The United Nations is to send a humanitarian team to Sri Lanka's war zone, where thousands of civilians remain trapped as government troops battle Tamil Tiger rebels.
UN Secretary-General Ban Ki-moon's decision to send the team came after the military said an exodus of 103,000 people from the tiny coastal strip had slowed, four days after troops blew up an earthen barrier the Liberation Tigers of Tamil Eelam (LTTE).
The safety of the remaining tens of thousands in the 13 square km rebel area prompted the UN Security Council to demand the LTTE surrender and Sri Lanka institute another pause to the fighting.
"So many lives have been sacrificed. There is no time to lose," Mr Ban told a news conference in Brussels.
The LTTE, whose fighters wear cyanide capsules to be taken in case of capture, has ruled out giving up its fight to build a separate state for the Tamil minority. The LTTE began fighting in the early 1970s, and has waged a full-blown civil war since 1983.
With conventional victory so close, Sri Lanka has rejected calls for another truce after its two-day holiday fighting pause last week was spurned by the rebels, who are designated a terrorist group by more than 30 countries.
Mr Ban said that the "rapidly deteriorating situation" had prompted him to immediately dispatch a humanitarian team to the war zone, which the army had earlier set up as a no-fire zone but has now turned into its final hunting ground for the LTTE.

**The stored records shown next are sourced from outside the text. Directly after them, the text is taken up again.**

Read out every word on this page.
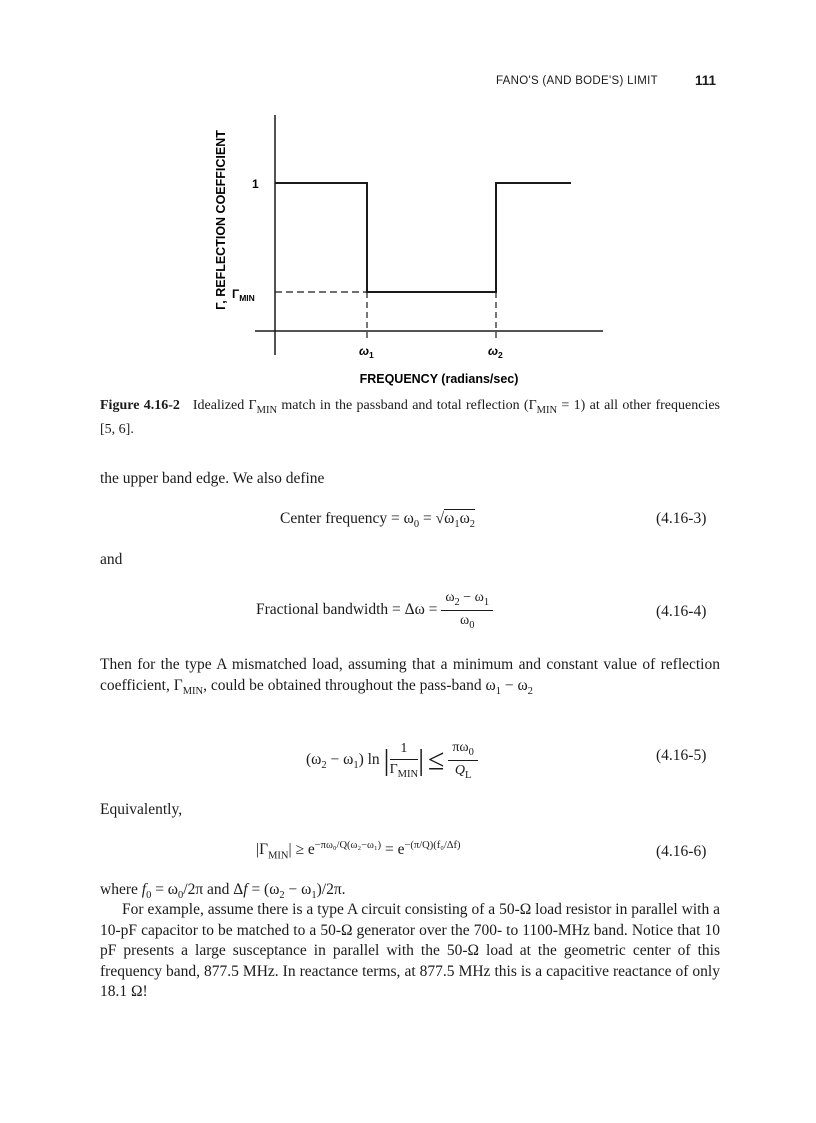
FANO'S (AND BODE'S) LIMIT	111
Γ, REFLECTION COEFFICIENT 1
$\Gamma_{MIN}$
$\omega_1$	$\omega_2$
FREQUENCY (radians/sec)
Figure 4.16-2 Idealized $\Gamma_{MIN}$ match in the passband and total reflection $(\Gamma_{MIN} = 1)$ at all other frequencies [5, 6].
the upper band edge. We also define
Center frequency = $\omega_0 = √\omega_1\omega_2$	(4.16-3)
and
Fractional bandwidth = $\Delta\omega = \frac{\omega_2 - \omega_1}{\omega_0}$	(4.16-4)
Then for the type A mismatched load, assuming that a minimum and constant value of reflection coefficient, $\Gamma_{MIN}$, could be obtained throughout the pass-band $\omega_1 - \omega_2$
$(\omega_2 - \omega_1)$ ln | $\frac{1}{\Gamma_{MIN}}$ | ≤ $\frac{\pi\omega_0}{Q_L}$	(4.16-5)
Equivalently,
$|\Gamma_{MIN}| \ge e^{-\pi\omega_0/Q(\omega_2-\omega_1)} = e^{-(\pi/Q)(f_0/\Delta f)}$	(4.16-6)
where $f_0 = \omega_0/2\pi$ and $\Delta f = (\omega_2 - \omega_1)/2\pi$.
For example, assume there is a type A circuit consisting of a 50-Ω load resistor in parallel with a 10-pF capacitor to be matched to a 50-Ω generator over the 700- to 1100-MHz band. Notice that 10 pF presents a large susceptance in parallel with the 50-Ω load at the geometric center of this frequency band, 877.5 MHz. In reactance terms, at 877.5 MHz this is a capacitive reactance of only 18.1 Ω!
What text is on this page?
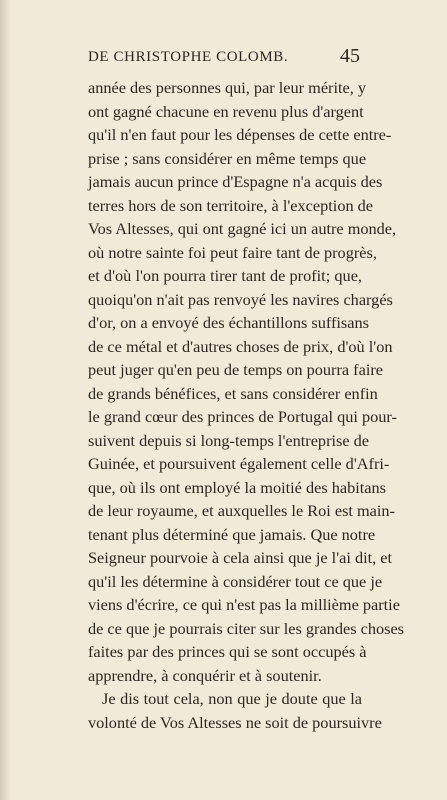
DE CHRISTOPHE COLOMB.	45
année des personnes qui, par leur mérite, y
ont gagné chacune en revenu plus d'argent
qu'il n'en faut pour les dépenses de cette entre-
prise ; sans considérer en même temps que
jamais aucun prince d'Espagne n'a acquis des
terres hors de son territoire, à l'exception de
Vos Altesses, qui ont gagné ici un autre monde,
où notre sainte foi peut faire tant de progrès,
et d'où l'on pourra tirer tant de profit; que,
quoiqu'on n'ait pas renvoyé les navires chargés
d'or, on a envoyé des échantillons suffisans
de ce métal et d'autres choses de prix, d'où l'on
peut juger qu'en peu de temps on pourra faire
de grands bénéfices, et sans considérer enfin
le grand cœur des princes de Portugal qui pour-
suivent depuis si long-temps l'entreprise de
Guinée, et poursuivent également celle d'Afri-
que, où ils ont employé la moitié des habitans
de leur royaume, et auxquelles le Roi est main-
tenant plus déterminé que jamais. Que notre
Seigneur pourvoie à cela ainsi que je l'ai dit, et
qu'il les détermine à considérer tout ce que je
viens d'écrire, ce qui n'est pas la millième partie
de ce que je pourrais citer sur les grandes choses
faites par des princes qui se sont occupés à
apprendre, à conquérir et à soutenir.
Je dis tout cela, non que je doute que la
volonté de Vos Altesses ne soit de poursuivre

Sri Lanka's minister for disaster management and human rights said the world body had not yet made an official request. "Once we have been informed, we will see certainly see how we can facilitate such a visit," Mahinda Samarasinghe said.
Ms Catherine Bragg, UN assistant secretary-general for humanitarian affairs, made clear that a formal request had in fact been made. She told reporters in New York that the United Nations was awaiting permission from the government to send a security team into the conflict to assess the risk to the humanitarian mission.
Ms Bragg said the mission will be led by Canadian Neil Buhne, the UN Development Program's highest ranking official in Sri Lanka.
Sri Lankan Foreign Minister Rohitha Bogollagama acknowledged that the "situation was less than ideal," and urged outside help at a meeting with foreign diplomats, the Foreign Ministry said.
"With the unprecedented influx of large numbers of people in such a short period of time, obviously we do face an emergency humanitarian situation, and our friends in the international community are most welcome to provide emergency relief," he said.
Colombo has resisted every attempt so far to give the Tigers breathing space, pointing to what it says is the LTTE's record of manufacturing civilian crises to build external pressure for truces it has then used to re-arm.
Earlier this week, the International Committee of the Red Cross said fighting had killed several hundred people. A land and sea battle on Wednesday blocked the evacuation of wounded by sea and the delivery of aid supplies by a ship, it said.
"We are negotiating with the parties in terms of having a safe area around the boats to allow the fishermen to bring the wounded to us," ICRC spokesman Simon Schorno said in Geneva.
The Tigers and the military traded blame over the incident.
The ICRC lowered its estimate of civilians still trapped in a narrow coastal strip on the island's north to less than 50,000. Bragg put it at 50,000 and said there were some 95,000 in displaced-persons camps, up from 80,000 on Wednesday.